Amerika Serikat (AS) rupanya menjadi negara tujuan ekspor utama dari produk fesyen muslim Indonesia. Padahal, penduduk negara tersebut mayoritas bukan muslim.
Direktur Jenderal Perdagangan Dalam Negeri Kementerian Perdagangan (Kemendag), Tjahja Widjayanti, mengatakan selama ini ekspor utama produk fesyen muslim Indonesia justru bukan ke negara-negara muslim. "Ekspor produk muslim, tidak melulu ke negara muslim," ujar dia di Galeri Indonesia Kaya, Jakarta, Jumat (14/12).

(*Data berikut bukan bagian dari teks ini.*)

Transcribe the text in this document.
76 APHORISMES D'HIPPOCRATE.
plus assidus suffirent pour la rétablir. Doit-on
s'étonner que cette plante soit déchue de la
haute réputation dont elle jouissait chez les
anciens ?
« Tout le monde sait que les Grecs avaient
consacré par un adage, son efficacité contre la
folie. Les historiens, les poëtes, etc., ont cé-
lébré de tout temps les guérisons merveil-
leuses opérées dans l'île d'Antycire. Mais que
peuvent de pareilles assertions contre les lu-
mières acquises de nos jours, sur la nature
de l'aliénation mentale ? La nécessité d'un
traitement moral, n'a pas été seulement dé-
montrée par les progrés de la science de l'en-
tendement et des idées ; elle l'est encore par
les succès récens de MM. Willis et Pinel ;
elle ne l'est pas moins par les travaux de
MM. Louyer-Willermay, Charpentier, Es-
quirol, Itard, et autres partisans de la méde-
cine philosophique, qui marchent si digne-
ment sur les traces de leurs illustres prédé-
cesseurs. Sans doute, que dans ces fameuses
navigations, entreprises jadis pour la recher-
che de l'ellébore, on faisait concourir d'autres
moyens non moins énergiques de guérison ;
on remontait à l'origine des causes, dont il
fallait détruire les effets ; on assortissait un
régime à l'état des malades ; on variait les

Dia mengungkapkan, dari 10 negara utama, hanya dua negara mayoritas muslim yang menjadi tujuan ekspor produk fesyen Indonesia. Bahkan di urutan pertama yaitu AS. "AS nomor 1, mungkin karena nyaman digunakan. Uni Emirat Arab malah nomor 10. Yang lain tidak negara muslim, kecuali Turki di posisi 5," kata dia.

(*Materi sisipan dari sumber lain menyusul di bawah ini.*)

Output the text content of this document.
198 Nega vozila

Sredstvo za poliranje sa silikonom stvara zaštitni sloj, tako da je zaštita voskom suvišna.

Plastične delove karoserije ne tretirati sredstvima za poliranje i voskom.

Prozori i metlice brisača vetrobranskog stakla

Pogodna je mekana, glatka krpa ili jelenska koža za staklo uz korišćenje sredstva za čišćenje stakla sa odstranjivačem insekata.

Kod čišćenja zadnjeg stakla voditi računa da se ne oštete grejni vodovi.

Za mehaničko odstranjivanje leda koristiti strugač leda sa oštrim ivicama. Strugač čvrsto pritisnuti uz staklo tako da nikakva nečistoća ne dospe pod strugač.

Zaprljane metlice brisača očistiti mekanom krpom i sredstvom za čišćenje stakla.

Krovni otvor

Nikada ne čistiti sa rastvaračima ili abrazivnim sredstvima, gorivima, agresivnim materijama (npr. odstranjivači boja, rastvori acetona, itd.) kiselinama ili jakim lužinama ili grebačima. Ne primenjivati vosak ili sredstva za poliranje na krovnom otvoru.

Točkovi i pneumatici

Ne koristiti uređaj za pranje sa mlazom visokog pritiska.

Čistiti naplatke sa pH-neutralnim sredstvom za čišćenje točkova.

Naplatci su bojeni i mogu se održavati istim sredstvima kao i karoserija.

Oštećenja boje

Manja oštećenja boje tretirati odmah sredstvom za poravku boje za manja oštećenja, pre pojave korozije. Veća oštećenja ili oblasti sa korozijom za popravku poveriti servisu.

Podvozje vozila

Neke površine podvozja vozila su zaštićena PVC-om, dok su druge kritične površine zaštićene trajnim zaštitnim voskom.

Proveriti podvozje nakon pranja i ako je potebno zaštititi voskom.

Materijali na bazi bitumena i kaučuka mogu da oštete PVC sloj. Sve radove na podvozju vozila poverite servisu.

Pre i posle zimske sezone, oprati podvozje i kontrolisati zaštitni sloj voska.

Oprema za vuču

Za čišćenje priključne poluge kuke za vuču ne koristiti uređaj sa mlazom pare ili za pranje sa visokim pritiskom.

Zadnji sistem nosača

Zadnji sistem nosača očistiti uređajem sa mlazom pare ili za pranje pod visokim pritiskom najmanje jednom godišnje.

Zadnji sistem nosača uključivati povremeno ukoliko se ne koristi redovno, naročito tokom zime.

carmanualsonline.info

Tjahja menyatakan, Indonesia juga berpotensi besar menjadi pemain ekspor utama produk fesyen muslim di dunia. Sebab, Indonesia memiliki cukup modal seperti sumber daya manusia dan bahan baku. "Kita tidak punya kendala jadi pusat busana muslim, karena resource-nya kita punya. SDM ada, bahan baku juga ada. Tinggal buat pendampingan pada para produsen ini," tandas dia.